ODI’s experts have been thinking about REDD. Leo Peskett seems very happy about it all. Peskett is not worried about financing REDD through the “global carbon markets”. He notes that some estimates state that up to US$13 billion could be available to fund REDD projects through carbon trading.
Peskett doesn’t seem concerned about the fact that carbon trading will not address climate change, since the trade in carbon credits means that the pollution continues somewhere else. Neither does he address the fact that carbon trade through REDD will allow continued emissions from fossil fuels, when the only way of stopping runaway climate change is to reduce emissions from fossil fuels, not to find new ways of allowing them to continue. Even on its own terms, creating a vast number of new carbon credits through REDD would be likely to flood the market, leading to a crash in the price.
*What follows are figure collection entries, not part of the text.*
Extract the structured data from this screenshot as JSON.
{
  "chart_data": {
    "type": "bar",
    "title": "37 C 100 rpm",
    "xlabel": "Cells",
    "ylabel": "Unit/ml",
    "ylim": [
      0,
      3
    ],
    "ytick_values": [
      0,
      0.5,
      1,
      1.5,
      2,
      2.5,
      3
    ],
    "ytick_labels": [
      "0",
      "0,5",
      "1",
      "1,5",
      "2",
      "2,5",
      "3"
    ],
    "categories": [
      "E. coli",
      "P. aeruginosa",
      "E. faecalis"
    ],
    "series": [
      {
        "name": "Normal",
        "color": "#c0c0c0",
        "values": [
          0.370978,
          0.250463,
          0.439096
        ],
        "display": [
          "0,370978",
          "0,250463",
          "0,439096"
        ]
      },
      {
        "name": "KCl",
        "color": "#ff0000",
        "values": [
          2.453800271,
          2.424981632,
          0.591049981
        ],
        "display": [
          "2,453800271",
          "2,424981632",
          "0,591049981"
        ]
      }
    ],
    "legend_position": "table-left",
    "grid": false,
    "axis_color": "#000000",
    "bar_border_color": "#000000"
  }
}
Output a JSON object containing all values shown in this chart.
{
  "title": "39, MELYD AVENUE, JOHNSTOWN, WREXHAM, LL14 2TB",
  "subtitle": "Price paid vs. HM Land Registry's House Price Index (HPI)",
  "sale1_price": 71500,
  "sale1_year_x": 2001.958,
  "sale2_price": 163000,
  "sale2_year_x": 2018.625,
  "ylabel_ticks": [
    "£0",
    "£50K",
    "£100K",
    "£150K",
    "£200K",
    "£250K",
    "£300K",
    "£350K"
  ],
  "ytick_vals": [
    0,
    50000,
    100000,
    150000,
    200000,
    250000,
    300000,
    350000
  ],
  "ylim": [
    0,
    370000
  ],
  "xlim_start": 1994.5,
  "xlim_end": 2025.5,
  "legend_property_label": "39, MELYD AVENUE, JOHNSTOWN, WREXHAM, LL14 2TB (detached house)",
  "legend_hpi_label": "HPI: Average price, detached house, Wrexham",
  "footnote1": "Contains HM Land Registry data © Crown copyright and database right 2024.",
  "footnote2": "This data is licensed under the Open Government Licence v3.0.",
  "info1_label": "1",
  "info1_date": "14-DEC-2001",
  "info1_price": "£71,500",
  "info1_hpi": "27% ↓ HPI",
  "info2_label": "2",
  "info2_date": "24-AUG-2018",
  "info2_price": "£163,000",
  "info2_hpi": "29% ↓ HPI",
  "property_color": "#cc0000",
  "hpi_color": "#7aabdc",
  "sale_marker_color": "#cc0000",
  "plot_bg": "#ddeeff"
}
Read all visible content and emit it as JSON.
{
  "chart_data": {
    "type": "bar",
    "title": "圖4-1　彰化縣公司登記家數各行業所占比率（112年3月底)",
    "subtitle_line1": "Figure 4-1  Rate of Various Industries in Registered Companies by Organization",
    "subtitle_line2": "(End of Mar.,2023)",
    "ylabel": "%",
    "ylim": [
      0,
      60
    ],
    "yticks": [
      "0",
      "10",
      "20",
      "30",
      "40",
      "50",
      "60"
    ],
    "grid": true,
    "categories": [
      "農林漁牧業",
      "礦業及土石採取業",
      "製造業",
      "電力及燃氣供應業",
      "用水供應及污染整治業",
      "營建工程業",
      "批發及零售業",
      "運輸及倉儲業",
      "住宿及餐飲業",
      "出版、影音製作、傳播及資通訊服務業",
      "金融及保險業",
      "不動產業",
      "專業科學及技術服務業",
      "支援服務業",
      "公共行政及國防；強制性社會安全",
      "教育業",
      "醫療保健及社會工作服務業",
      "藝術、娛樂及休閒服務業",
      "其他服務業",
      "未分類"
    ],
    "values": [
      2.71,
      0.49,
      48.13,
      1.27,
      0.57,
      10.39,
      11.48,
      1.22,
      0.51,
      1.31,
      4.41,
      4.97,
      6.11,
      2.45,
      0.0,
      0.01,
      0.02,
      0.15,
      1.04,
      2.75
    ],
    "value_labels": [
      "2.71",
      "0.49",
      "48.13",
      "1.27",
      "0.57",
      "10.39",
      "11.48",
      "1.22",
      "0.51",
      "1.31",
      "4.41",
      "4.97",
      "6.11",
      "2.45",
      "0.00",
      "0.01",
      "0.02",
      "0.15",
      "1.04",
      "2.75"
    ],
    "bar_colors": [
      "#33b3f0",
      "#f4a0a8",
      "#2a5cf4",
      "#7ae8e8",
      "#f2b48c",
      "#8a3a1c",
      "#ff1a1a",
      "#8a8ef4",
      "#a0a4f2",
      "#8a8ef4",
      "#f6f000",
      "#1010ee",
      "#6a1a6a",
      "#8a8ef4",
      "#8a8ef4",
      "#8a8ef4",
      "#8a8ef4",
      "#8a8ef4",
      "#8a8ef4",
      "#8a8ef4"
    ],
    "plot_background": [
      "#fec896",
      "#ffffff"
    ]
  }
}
“Markets tend to seek out low risk scenarios,” says Peskett. This was in February 2008, when sub-prime loans, the credit crunch and the billions of dollars of bailouts were in full swing. The world’s financial system is melting down precisely because investors put other people’s money in extremely risky derivatives that they didn’t even understand themselves. The carbon market will be worse, because measuring carbon is almost impossible and there is no actual commodity that anyone can point to, at any point in the transaction.
To be fair, he raises some valid critiques of REDD – the risks that money flows will be taken by elites, for example, or that REDD just might help local communities achieve land rights. But if it is funded through the carbon trade, REDD will be a disaster.